Hori Ahipene, Joe Dekkers-Reihana and Paul Barrett star in Provocation.
Playwright Aroha Awarau never forgot the physical and emotional pain of being attacked because he is gay. David Herkt finds how he channelled the experience into a play that pulls apart the insidious Provocation Defence.
Two dead gay men roam and patrol a narrow floor space marked with greyduct tape.
"What song did they play at your funeral?" asks one.
The first man bursts into a bar or two of Wind Beneath my Wings in a campy falsetto. His companion regards him with even more withering contempt – if that is possible.
Focusing intently on the performance is Jennifer Ward-Lealand, a nominee for the 2020 New Zealander of the Year. Along with roles in television series like Shortland Street, movies like Desperate Remedies and plays including the recent Mrs Warren's Profession, she has also directed several successful theatre productions.
Aroha Awarau is beside her. He wrote Provocation, the play being rehearsed. While he has been recognised as an award-winning entertainment journalist, Awarau is one of New Zealand's more successful new dramatists.
The crisply paced 2014 comedy-drama, Luncheon, was his first production. Unusually for a theatre piece written by a New Zealander, it was set in Los Angeles in 1958, at a lunch party on the eve of the Academy Awards. Its characters included well-known movie-stars of the time, like Elsa Lanchester – with Ward-Lealand in the role. The male lead played a youthful Aaron Spelling, the future TV mogul.
But in this Mount Eden rehearsal space, late on a Thursday morning, it's a different world.
"If we were as young as our killers," protests Paul Barrett, who plays Bryan, his script in hand, "we would have put up a good fight ... If it wasn't for my bad hip, I would have. It was an unfair advantage."
Max, acted by stage and movie veteran Hori Ahipene, glowers at him.
Ahipene's existence is a staunch fact in the rehearsal room. Just as Barrett commands his corner with velvet glove of campy wit, Ahipene anchors his space with an unavoidable presence. The play's tension fills the air. Its subject is taken from the crime headlines of the last decade – from David McNee and Ron Brown to Sophie Elliott – and everyone knows it. Then the very recent Grace Millane trial, where a dead young woman's sexual past was investigated and ruthlessly exposed, has also had unexpected consequences for both the actors and the performance.
Was it an "accident"? Did Grace Millane provoke her own death by her preferences for certain sexual acts and her use of Internet sites to contact men? The subsequent trial and its shocking defence is also present in the room.
When is a murder not a murder?
For a long time, it was enough for one man in New Zealand to claim another man had made an unwanted homosexual sexual advance for a murder charge to be reduced by a jury to manslaughter. A defence team would simply have to outline a convincing case where a heterosexual man felt homosexually "threatened" by another man in order to justify his subsequent violence.
"The Provocation Defence was based on a set of circumstances that it would cause a reasonably sane person to lash out," says Awarau. "It was basically a defence that downgraded a murder charge to manslaughter.
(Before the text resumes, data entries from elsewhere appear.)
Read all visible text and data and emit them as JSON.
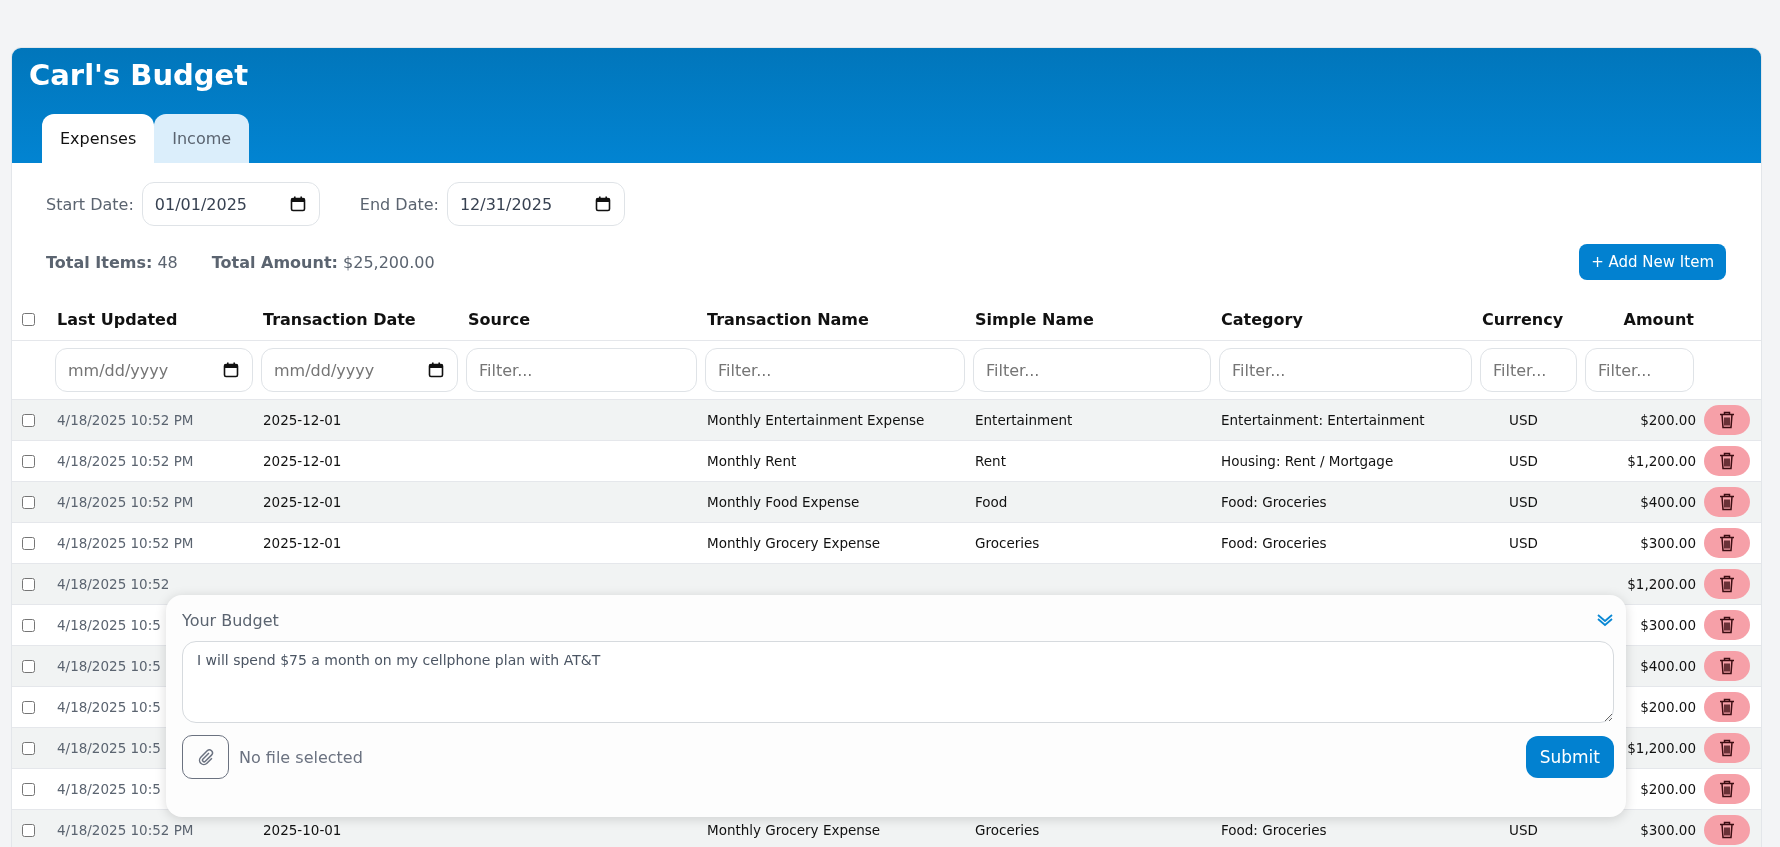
{
  "title": "Carl's Budget",
  "tabs": [
    {
      "label": "Expenses",
      "selected": true
    },
    {
      "label": "Income",
      "selected": false
    }
  ],
  "date_range": {
    "start_label": "Start Date:",
    "start_value": "01/01/2025",
    "end_label": "End Date:",
    "end_value": "12/31/2025"
  },
  "totals": {
    "items_label": "Total Items:",
    "items_value": "48",
    "amount_label": "Total Amount:",
    "amount_value": "$25,200.00"
  },
  "add_button": "+ Add New Item",
  "table": {
    "select_all_checked": false,
    "columns": [
      "Last Updated",
      "Transaction Date",
      "Source",
      "Transaction Name",
      "Simple Name",
      "Category",
      "Currency",
      "Amount"
    ],
    "filters": [
      {
        "kind": "date",
        "placeholder": "mm/dd/yyyy"
      },
      {
        "kind": "date",
        "placeholder": "mm/dd/yyyy"
      },
      {
        "kind": "text",
        "placeholder": "Filter..."
      },
      {
        "kind": "text",
        "placeholder": "Filter..."
      },
      {
        "kind": "text",
        "placeholder": "Filter..."
      },
      {
        "kind": "text",
        "placeholder": "Filter..."
      },
      {
        "kind": "text",
        "placeholder": "Filter..."
      },
      {
        "kind": "text",
        "placeholder": "Filter..."
      }
    ],
    "rows": [
      {
        "checked": false,
        "last_updated": "4/18/2025 10:52 PM",
        "transaction_date": "2025-12-01",
        "transaction_name": "Monthly Entertainment Expense",
        "simple_name": "Entertainment",
        "category": "Entertainment: Entertainment",
        "currency": "USD",
        "amount": "$200.00"
      },
      {
        "checked": false,
        "last_updated": "4/18/2025 10:52 PM",
        "transaction_date": "2025-12-01",
        "transaction_name": "Monthly Rent",
        "simple_name": "Rent",
        "category": "Housing: Rent / Mortgage",
        "currency": "USD",
        "amount": "$1,200.00"
      },
      {
        "checked": false,
        "last_updated": "4/18/2025 10:52 PM",
        "transaction_date": "2025-12-01",
        "transaction_name": "Monthly Food Expense",
        "simple_name": "Food",
        "category": "Food: Groceries",
        "currency": "USD",
        "amount": "$400.00"
      },
      {
        "checked": false,
        "last_updated": "4/18/2025 10:52 PM",
        "transaction_date": "2025-12-01",
        "transaction_name": "Monthly Grocery Expense",
        "simple_name": "Groceries",
        "category": "Food: Groceries",
        "currency": "USD",
        "amount": "$300.00"
      },
      {
        "checked": false,
        "last_updated": "4/18/2025 10:52",
        "amount": "$1,200.00"
      },
      {
        "checked": false,
        "last_updated": "4/18/2025 10:5",
        "amount": "$300.00"
      },
      {
        "checked": false,
        "last_updated": "4/18/2025 10:5",
        "amount": "$400.00"
      },
      {
        "checked": false,
        "last_updated": "4/18/2025 10:5",
        "amount": "$200.00"
      },
      {
        "checked": false,
        "last_updated": "4/18/2025 10:5",
        "amount": "$1,200.00"
      },
      {
        "checked": false,
        "last_updated": "4/18/2025 10:5",
        "amount": "$200.00"
      },
      {
        "checked": false,
        "last_updated": "4/18/2025 10:52 PM",
        "transaction_date": "2025-10-01",
        "transaction_name": "Monthly Grocery Expense",
        "simple_name": "Groceries",
        "category": "Food: Groceries",
        "currency": "USD",
        "amount": "$300.00"
      }
    ]
  },
  "budget_panel": {
    "title": "Your Budget",
    "text": "I will spend $75 a month on my cellphone plan with AT&T",
    "file_status": "No file selected",
    "submit": "Submit"
  }
}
But in order for that defence to be successful, demonising the victim, the gay man, was essential.
"What was interesting about these cases was that the victim was usually an older gay man and the killer was someone who was much, much younger. Also, the killer was someone who was never described as gay – either he was on the cusp or had some aspect of masculinity."
Many well-known court trials hinged on this "Gay Panic" defence. When 55-year-old TV personality and designer David McNee was beaten to death in 2004 by 27-year-old Phillip Edwards, a man he'd picked up on the street, Edwards claimed he was provoked into the act by being touched – and the jury agreed with him.
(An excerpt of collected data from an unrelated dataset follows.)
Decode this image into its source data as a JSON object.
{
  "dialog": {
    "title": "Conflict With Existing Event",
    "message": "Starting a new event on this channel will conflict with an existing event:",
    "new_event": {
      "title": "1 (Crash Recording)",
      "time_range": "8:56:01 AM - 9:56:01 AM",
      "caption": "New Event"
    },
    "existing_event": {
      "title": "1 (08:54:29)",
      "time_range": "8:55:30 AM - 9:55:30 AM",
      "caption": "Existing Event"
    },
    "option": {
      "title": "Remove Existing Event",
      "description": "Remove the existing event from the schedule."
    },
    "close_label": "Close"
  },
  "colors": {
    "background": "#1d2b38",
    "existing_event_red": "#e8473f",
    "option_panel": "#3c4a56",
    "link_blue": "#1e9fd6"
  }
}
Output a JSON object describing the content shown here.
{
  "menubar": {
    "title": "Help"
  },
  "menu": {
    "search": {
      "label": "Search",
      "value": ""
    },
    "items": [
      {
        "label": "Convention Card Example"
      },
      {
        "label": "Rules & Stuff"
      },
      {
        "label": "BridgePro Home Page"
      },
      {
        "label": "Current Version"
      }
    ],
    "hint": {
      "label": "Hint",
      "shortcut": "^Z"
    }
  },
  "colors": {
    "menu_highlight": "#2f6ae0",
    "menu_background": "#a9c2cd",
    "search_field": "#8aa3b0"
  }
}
In 2007, 31-year-old Ferdinand Ambach, a Hungarian tourist, also escaped a murder conviction after killing a 69-year-old Auckland pensioner, Ron Brown, by savagely assaulting him and forcing the broken neck of a banjo down his throat. Ambach's lawyer claimed that Brown might have triggered a "monstrous rage", by making a pass at Ambach, causing him to lose self-control. The jury again agreed, convicting Ambach only of manslaughter.
In both these cases, there were no witnesses to what had occurred. The jury was given the story of the only other person in the room – the killer.
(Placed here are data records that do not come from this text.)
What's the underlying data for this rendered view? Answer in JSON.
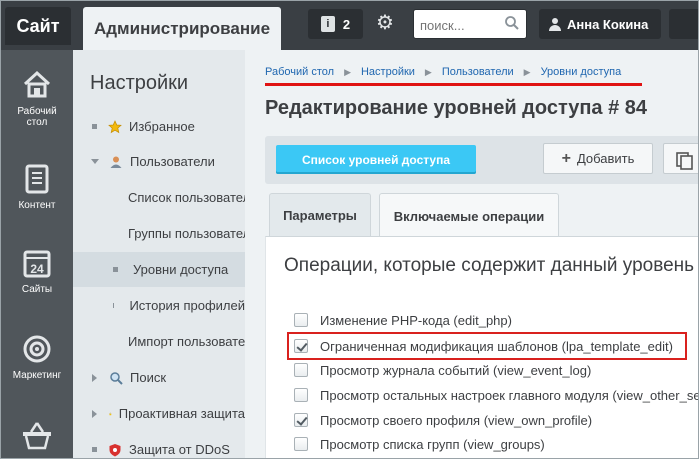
{
  "topbar": {
    "site_label": "Сайт",
    "admin_tab_label": "Администрирование",
    "notifications_count": "2",
    "search_placeholder": "поиск...",
    "user_name": "Анна Кокина"
  },
  "leftnav": {
    "items": [
      {
        "label_line1": "Рабочий",
        "label_line2": "стол",
        "icon": "home-icon"
      },
      {
        "label_line1": "Контент",
        "label_line2": "",
        "icon": "document-icon"
      },
      {
        "label_line1": "Сайты",
        "label_line2": "",
        "icon": "calendar-icon",
        "icon_text": "24"
      },
      {
        "label_line1": "Маркетинг",
        "label_line2": "",
        "icon": "target-icon"
      },
      {
        "label_line1": "",
        "label_line2": "",
        "icon": "basket-icon"
      }
    ]
  },
  "sidebar": {
    "title": "Настройки",
    "items": [
      {
        "label": "Избранное",
        "icon": "star-icon"
      },
      {
        "label": "Пользователи",
        "icon": "user-icon"
      },
      {
        "label": "Список пользователей"
      },
      {
        "label": "Группы пользователей"
      },
      {
        "label": "Уровни доступа"
      },
      {
        "label": "История профилей"
      },
      {
        "label": "Импорт пользователей"
      },
      {
        "label": "Поиск",
        "icon": "search-icon"
      },
      {
        "label": "Проактивная защита",
        "icon": "lock-icon"
      },
      {
        "label": "Защита от DDoS",
        "icon": "shield-icon"
      }
    ]
  },
  "breadcrumb": [
    "Рабочий стол",
    "Настройки",
    "Пользователи",
    "Уровни доступа"
  ],
  "page_title": "Редактирование уровней доступа # 84",
  "toolbar": {
    "list_button": "Список уровней доступа",
    "add_button": "Добавить"
  },
  "tabs": [
    "Параметры",
    "Включаемые операции"
  ],
  "panel": {
    "heading": "Операции, которые содержит данный уровень доступа",
    "operations": [
      {
        "label": "Изменение PHP-кода (edit_php)",
        "checked": false
      },
      {
        "label": "Ограниченная модификация шаблонов (lpa_template_edit)",
        "checked": true
      },
      {
        "label": "Просмотр журнала событий (view_event_log)",
        "checked": false
      },
      {
        "label": "Просмотр остальных настроек главного модуля (view_other_settings)",
        "checked": false
      },
      {
        "label": "Просмотр своего профиля (view_own_profile)",
        "checked": true
      },
      {
        "label": "Просмотр списка групп (view_groups)",
        "checked": false
      }
    ]
  },
  "colors": {
    "accent": "#3bc8f5",
    "link": "#2067b0",
    "highlight": "#d9211e",
    "topbar": "#3a3f44",
    "leftnav": "#50565b"
  }
}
Sophie Elliott's case, early in 2009, finally sparked a change. Her ex-boyfriend, Clayton Weatherston, stated that the pain of his "torrid and tumultuous" relationship with Elliott was partially responsible for his actions. He claimed to have been provoked into stabbing Elliott – 216 times. He denied murdering her but admitted manslaughter.
In this case, the jury did not agree and Weatherstone was sentenced for murder. The laws relating to the Defence of Provocation were repealed a few months later.
"The end of the Provocation Defence was caused by the Sophie Elliott case," says Awarau. "So, I was able to introduce a woman character into my play to acknowledge that aspect of it and how differently that defence was used in the sense of a young women being killed as opposed to gay men being killed."
The use of the defence, though, would only grow more insidious and perhaps more problematic. It would be "provocation by stealth". During a period of weeks in late 2019, New Zealanders witnessed a victim being depicted as someone whose actions had made her somehow complicit in her own murder.
In the Grace Millane trial, a young woman's interest in sexual acts involving erotic strangulation became a deciding factor. It was as if Grace – just like David McNee and Ron Brown – had somehow triggered her own death.
Awarau's play, Provocation, deals with the human impact and the social and legal complexities of this subject.
"Provocation is set in the Afterlife when two older gay men – who are like chalk and cheese – are trying to figure out where they are and why they are stuck together," Awarau says. "I thought how do you portray all these elements of Provocation that affected me so much when I read about them.
"There was often a murder victim who was gay and that planted the seed that the men had to be dead, because how can you portray what it was like to be the victim of a crime like this if they haven't died already?
"The only other thing they have in common, apart from being gay, is that they were both killed by handsome young men – killers who downgraded the murder charge by using the Provocation Defence.
"The dynamic between the older men is similar to the two main characters in Neil Simon's play The Odd Couple but with a very gay lens and making an important commentary on an unjust part of our past ... I also want my audience to find some kind of lighter side in the play, so I thought, well, The Odd Couple, and that's my basis for the comedy.
"The men think they have figured out what brings them together but then all their theories are thrown out of the window when a 24-year-old straight woman joins them."
There's a break in the rehearsal, with tea, coffee and chocolate biscuits. Characters are dropped. Voices change. Postures relax. Phones are checked.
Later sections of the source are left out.